Durée de lecture : 6 minutes
Le système Rezo-Pouce est né en 2010 dans le sud-ouest de la France pour pallier le défaut de transports en commun d’une dizaine de collectivités locales. Depuis, le réseau gagne du terrain et entend concurrencer le covoiturage. Reporterre a testé ce moyen de transport alternatif dans les Yvelines.
- Méré (Yvelines), reportage
Depuis l’essor de la célèbre plateforme Blablacar, le stop est de moins en moins utilisé comme moyen de transport. Le sentiment d’insécurité fait reculer plus d’un et surtout plus d’une devant ce moyen de transport pourtant économique et écologique. C’est pourquoi Rezo-Pouce a mis en place un système de stop organisé. Le concept ? L’auto-stoppeur, pancarte en main, se place sous un panneau Rezo-Pouce et attend qu’un conducteur veuille bien l’emmener à destination. Pour plus de sécurité, tous deux ont été préalablement inscrits dans la base de données de Rezo-Pouce. N’espérez cependant pas rejoindre la Bavière avec ce système, qui est conçu pour des petits trajets à l’échelle de la commune.
« Surtout un argument pour rassurer »
Avant de pouvoir lever son pouce, l’inscription est nécessaire et, surtout, gratuite. En ligne ou directement à la mairie, il suffit d’apporter sa carte d’identité et son permis de conduire (dans le cas des conducteurs) et le tour est joué.
Je choisis l’option du site internet. Après avoir entré mes informations personnelles, j’envoie un scan de ma carte d’identité par courriel pour finaliser mon inscription. Une semaine plus tard, je reçois le kit du parfait auto-stoppeur, à savoir ma carte d’identification, un macaron pour la voiture, des fiches destination et des conseils pour passagers et conducteurs. Parmi ces derniers : « Préférez les zones où les voitures ne roulent pas à plus de 50 km/h » ou encore « Ne pas utiliser Rezo-Pouce le soir quand il fait nuit ».
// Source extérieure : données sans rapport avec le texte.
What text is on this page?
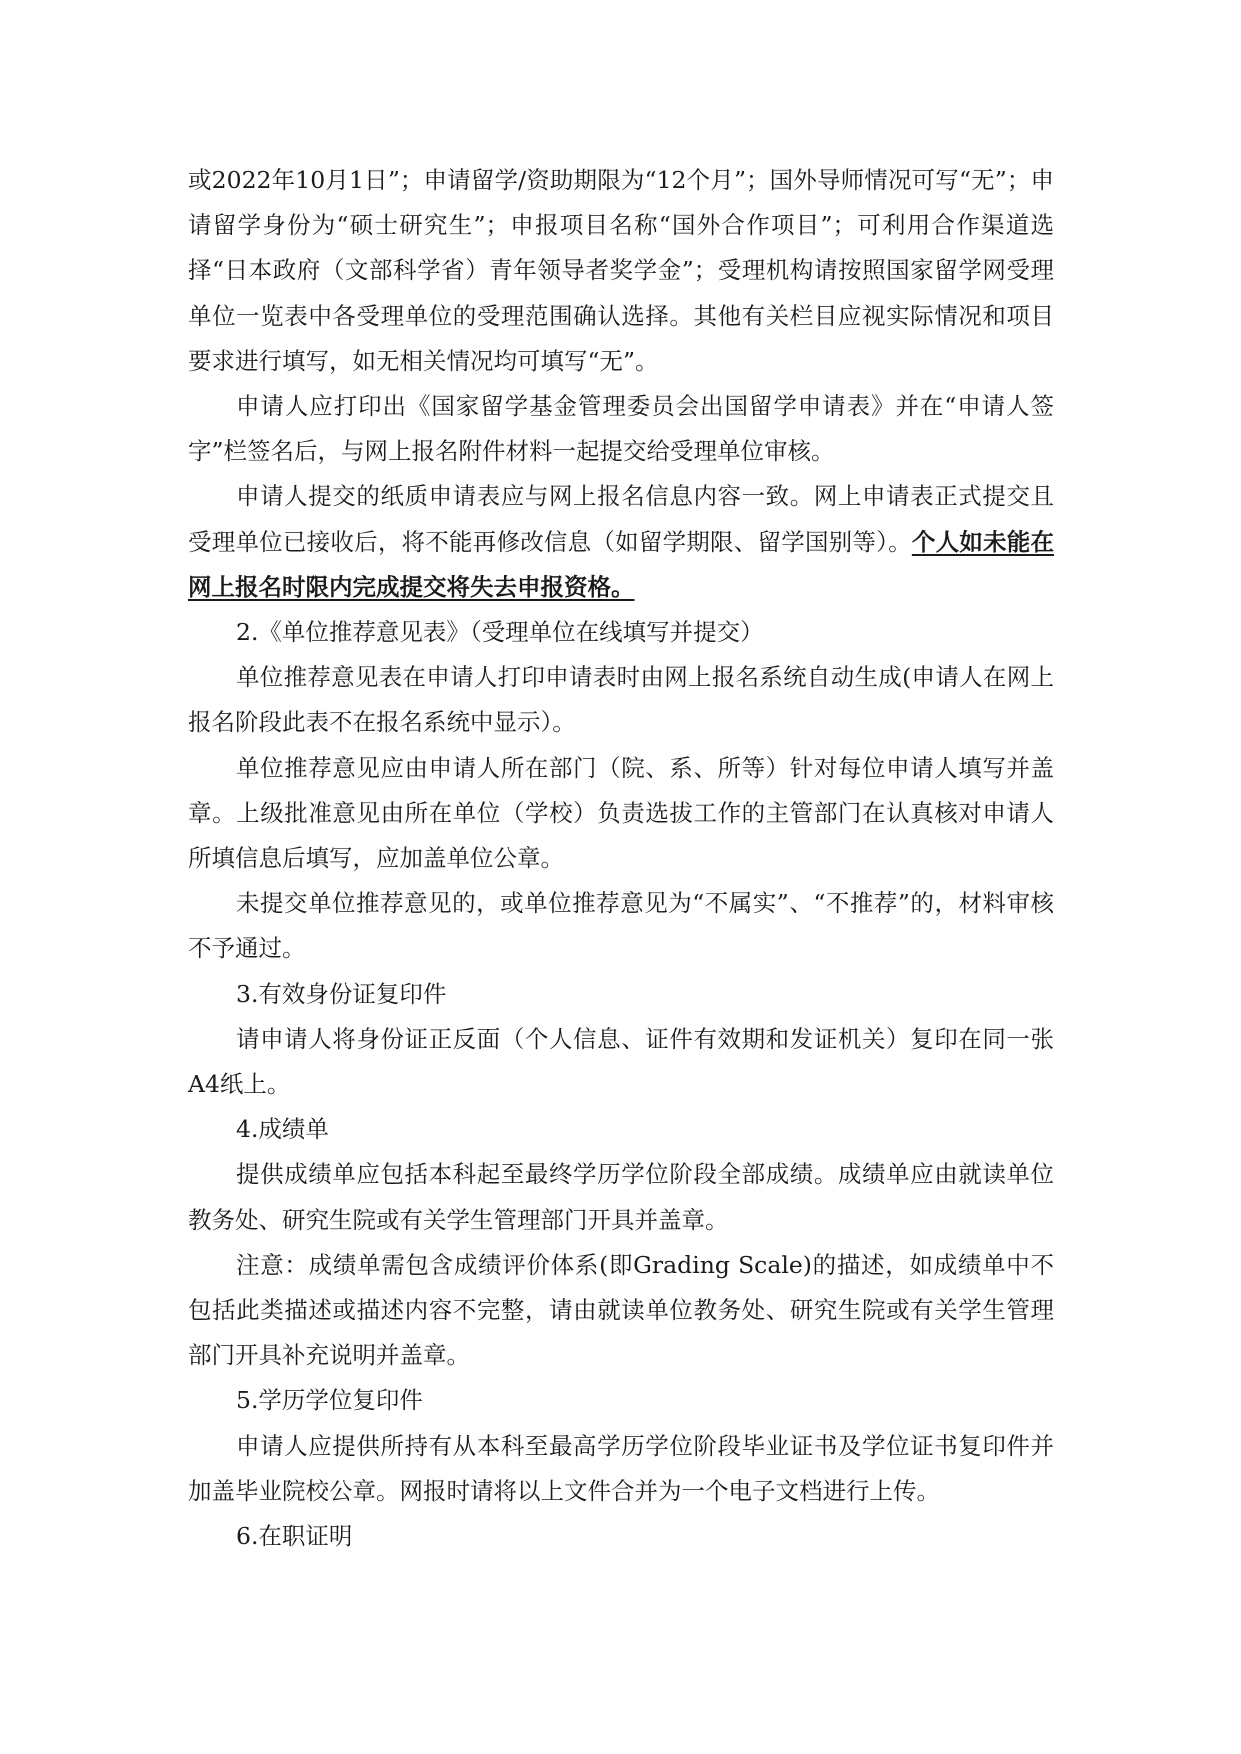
或2022年10月1日”；申请留学/资助期限为“12个月”；国外导师情况可写“无”；申请留学身份为“硕士研究生”；申报项目名称“国外合作项目”；可利用合作渠道选择“日本政府（文部科学省）青年领导者奖学金”；受理机构请按照国家留学网受理单位一览表中各受理单位的受理范围确认选择。其他有关栏目应视实际情况和项目要求进行填写，如无相关情况均可填写“无”。

申请人应打印出《国家留学基金管理委员会出国留学申请表》并在“申请人签字”栏签名后，与网上报名附件材料一起提交给受理单位审核。

申请人提交的纸质申请表应与网上报名信息内容一致。网上申请表正式提交且受理单位已接收后，将不能再修改信息（如留学期限、留学国别等）。个人如未能在网上报名时限内完成提交将失去申报资格。

2.《单位推荐意见表》（受理单位在线填写并提交）

单位推荐意见表在申请人打印申请表时由网上报名系统自动生成(申请人在网上报名阶段此表不在报名系统中显示）。

单位推荐意见应由申请人所在部门（院、系、所等）针对每位申请人填写并盖章。上级批准意见由所在单位（学校）负责选拔工作的主管部门在认真核对申请人所填信息后填写，应加盖单位公章。

未提交单位推荐意见的，或单位推荐意见为“不属实”、“不推荐”的，材料审核不予通过。

3.有效身份证复印件

请申请人将身份证正反面（个人信息、证件有效期和发证机关）复印在同一张A4纸上。

4.成绩单

提供成绩单应包括本科起至最终学历学位阶段全部成绩。成绩单应由就读单位教务处、研究生院或有关学生管理部门开具并盖章。

注意：成绩单需包含成绩评价体系(即Grading Scale)的描述，如成绩单中不包括此类描述或描述内容不完整，请由就读单位教务处、研究生院或有关学生管理部门开具补充说明并盖章。

5.学历学位复印件

申请人应提供所持有从本科至最高学历学位阶段毕业证书及学位证书复印件并加盖毕业院校公章。网报时请将以上文件合并为一个电子文档进行上传。

6.在职证明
C’est à Méré, petite ville de campagne des Yvelines, que je tente l’aventure. Arrivée dans la commune à 8 h, je me place, comme indiqué par le site de Rezo-Pouce, devant l’un des trois panneaux de la ville, juste à côté de la mairie. Je lève mon pouce ainsi que mon panneau « Gare SNCF ». Les minutes passent et les voitures défilent… Plusieurs passants me lâchent un « bon courage » et d’autres me regardent d’un air surpris.
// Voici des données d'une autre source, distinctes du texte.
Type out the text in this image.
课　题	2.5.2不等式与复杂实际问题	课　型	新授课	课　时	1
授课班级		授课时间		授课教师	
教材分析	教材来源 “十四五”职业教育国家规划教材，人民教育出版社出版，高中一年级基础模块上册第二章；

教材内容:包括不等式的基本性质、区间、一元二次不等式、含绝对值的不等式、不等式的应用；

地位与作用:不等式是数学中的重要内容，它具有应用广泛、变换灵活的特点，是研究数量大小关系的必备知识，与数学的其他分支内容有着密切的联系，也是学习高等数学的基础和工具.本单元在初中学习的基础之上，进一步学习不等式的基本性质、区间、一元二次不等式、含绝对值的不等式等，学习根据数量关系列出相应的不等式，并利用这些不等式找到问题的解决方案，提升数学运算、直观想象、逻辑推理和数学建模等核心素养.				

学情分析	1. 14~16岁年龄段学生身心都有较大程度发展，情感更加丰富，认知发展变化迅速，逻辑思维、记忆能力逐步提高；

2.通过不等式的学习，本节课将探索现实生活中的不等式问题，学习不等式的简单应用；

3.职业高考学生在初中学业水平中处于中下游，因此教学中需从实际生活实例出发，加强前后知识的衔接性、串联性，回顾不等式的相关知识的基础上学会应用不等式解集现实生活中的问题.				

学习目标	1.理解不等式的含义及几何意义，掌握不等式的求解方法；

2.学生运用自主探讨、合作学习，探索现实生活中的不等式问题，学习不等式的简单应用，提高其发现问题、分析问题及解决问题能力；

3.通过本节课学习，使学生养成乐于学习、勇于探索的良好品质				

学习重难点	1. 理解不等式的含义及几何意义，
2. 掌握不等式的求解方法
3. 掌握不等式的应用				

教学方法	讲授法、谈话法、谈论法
Après une demi-heure d’attente, je me décide à monter dans la voiture d’une certaine Stéphanie. Certes, elle n’est pas inscrite à Rezo-Pouce, mais elle a le mérite de m’emmener jusqu’à la gare SNCF. J’apprends aussi que le stop est bien connu dans le coin. « Ici, c’est la galère pour les transports. Les jeunes n’ont plus de car le soir pour revenir de la gare. Il y en a seulement le matin. Du coup, on en voit beaucoup faire du stop, nous sommes habitués. » En revanche, Rezo-Pouce vient de s’implanter et n’est pas encore bien connu : « J’ai vu les panneaux il y a quelques semaines et je me demandais ce que c’était. Avec des amis, on a regardé sur internet pour voir comment ça marchait, mais je n’ai pas très bien compris. » Le trajet n’aura pas duré plus de cinq minutes et me voilà déjà à destination.
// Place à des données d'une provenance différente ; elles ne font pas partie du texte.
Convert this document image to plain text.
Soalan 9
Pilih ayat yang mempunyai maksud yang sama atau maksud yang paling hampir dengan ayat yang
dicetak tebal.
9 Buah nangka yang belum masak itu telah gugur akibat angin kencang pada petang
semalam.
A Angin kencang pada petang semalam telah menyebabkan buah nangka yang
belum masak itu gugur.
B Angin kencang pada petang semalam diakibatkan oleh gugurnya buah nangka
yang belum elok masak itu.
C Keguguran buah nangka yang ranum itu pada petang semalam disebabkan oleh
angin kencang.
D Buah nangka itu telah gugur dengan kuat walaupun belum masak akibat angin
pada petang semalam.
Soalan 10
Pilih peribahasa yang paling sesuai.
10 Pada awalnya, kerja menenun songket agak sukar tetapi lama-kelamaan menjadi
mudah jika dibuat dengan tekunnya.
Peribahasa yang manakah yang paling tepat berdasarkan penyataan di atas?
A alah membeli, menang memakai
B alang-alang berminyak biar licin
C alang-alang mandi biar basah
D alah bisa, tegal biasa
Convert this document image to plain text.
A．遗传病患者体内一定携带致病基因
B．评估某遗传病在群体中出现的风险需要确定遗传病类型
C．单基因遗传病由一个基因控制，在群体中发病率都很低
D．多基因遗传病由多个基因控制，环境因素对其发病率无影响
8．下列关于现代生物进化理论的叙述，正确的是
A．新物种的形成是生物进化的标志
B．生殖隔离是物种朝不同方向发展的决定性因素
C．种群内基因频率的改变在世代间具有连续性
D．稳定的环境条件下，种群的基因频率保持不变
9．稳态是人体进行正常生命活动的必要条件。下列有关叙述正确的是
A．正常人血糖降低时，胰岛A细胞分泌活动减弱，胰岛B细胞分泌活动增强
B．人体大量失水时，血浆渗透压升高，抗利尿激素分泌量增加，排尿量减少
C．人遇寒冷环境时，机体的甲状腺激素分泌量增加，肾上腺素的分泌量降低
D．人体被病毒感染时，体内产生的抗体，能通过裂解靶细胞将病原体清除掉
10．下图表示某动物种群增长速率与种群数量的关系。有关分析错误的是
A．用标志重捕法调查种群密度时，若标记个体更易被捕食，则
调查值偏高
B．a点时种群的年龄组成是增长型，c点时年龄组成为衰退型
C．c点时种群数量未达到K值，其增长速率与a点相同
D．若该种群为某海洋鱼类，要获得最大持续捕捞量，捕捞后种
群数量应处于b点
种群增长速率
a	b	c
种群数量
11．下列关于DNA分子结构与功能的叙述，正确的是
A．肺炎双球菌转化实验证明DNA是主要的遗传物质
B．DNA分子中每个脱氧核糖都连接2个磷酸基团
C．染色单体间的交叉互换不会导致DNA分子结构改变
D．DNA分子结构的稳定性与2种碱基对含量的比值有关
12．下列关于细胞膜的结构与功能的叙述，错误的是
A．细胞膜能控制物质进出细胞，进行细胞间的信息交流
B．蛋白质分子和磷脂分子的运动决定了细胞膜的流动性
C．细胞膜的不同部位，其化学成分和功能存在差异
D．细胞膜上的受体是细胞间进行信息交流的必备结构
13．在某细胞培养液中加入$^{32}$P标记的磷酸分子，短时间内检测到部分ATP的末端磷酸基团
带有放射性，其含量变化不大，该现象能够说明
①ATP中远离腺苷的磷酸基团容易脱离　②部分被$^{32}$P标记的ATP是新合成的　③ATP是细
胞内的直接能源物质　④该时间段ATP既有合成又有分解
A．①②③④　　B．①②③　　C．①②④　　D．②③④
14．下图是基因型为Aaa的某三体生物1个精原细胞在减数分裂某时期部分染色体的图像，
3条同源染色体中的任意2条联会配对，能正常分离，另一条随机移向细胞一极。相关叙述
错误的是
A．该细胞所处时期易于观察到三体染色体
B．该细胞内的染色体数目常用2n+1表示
Souvent utilisé par les adolescents, le stop souffre d’une mauvaise réputation, il est souvent jugé trop risqué par les parents. Rezo-Pouce entend les rassurer. Un numéro de téléphone a été mis en place afin d’y envoyer le numéro de la plaque d’immatriculation du conducteur, qui est également répertorié sur le réseau. Voilà qui devrait pousser les habitants à faire confiance à ce moyen de transport. Les administrateurs de Rezo-Pouce avouent qu’ils n’ont « pas reçu beaucoup de numéros depuis le début. C’est surtout un argument pour rassurer. Mais quand on fait régulièrement du stop, on apprend à faire confiance et, surtout, à se faire confiance. Quand on ne veut pas monter dans une voiture, on n’y est pas obligé. »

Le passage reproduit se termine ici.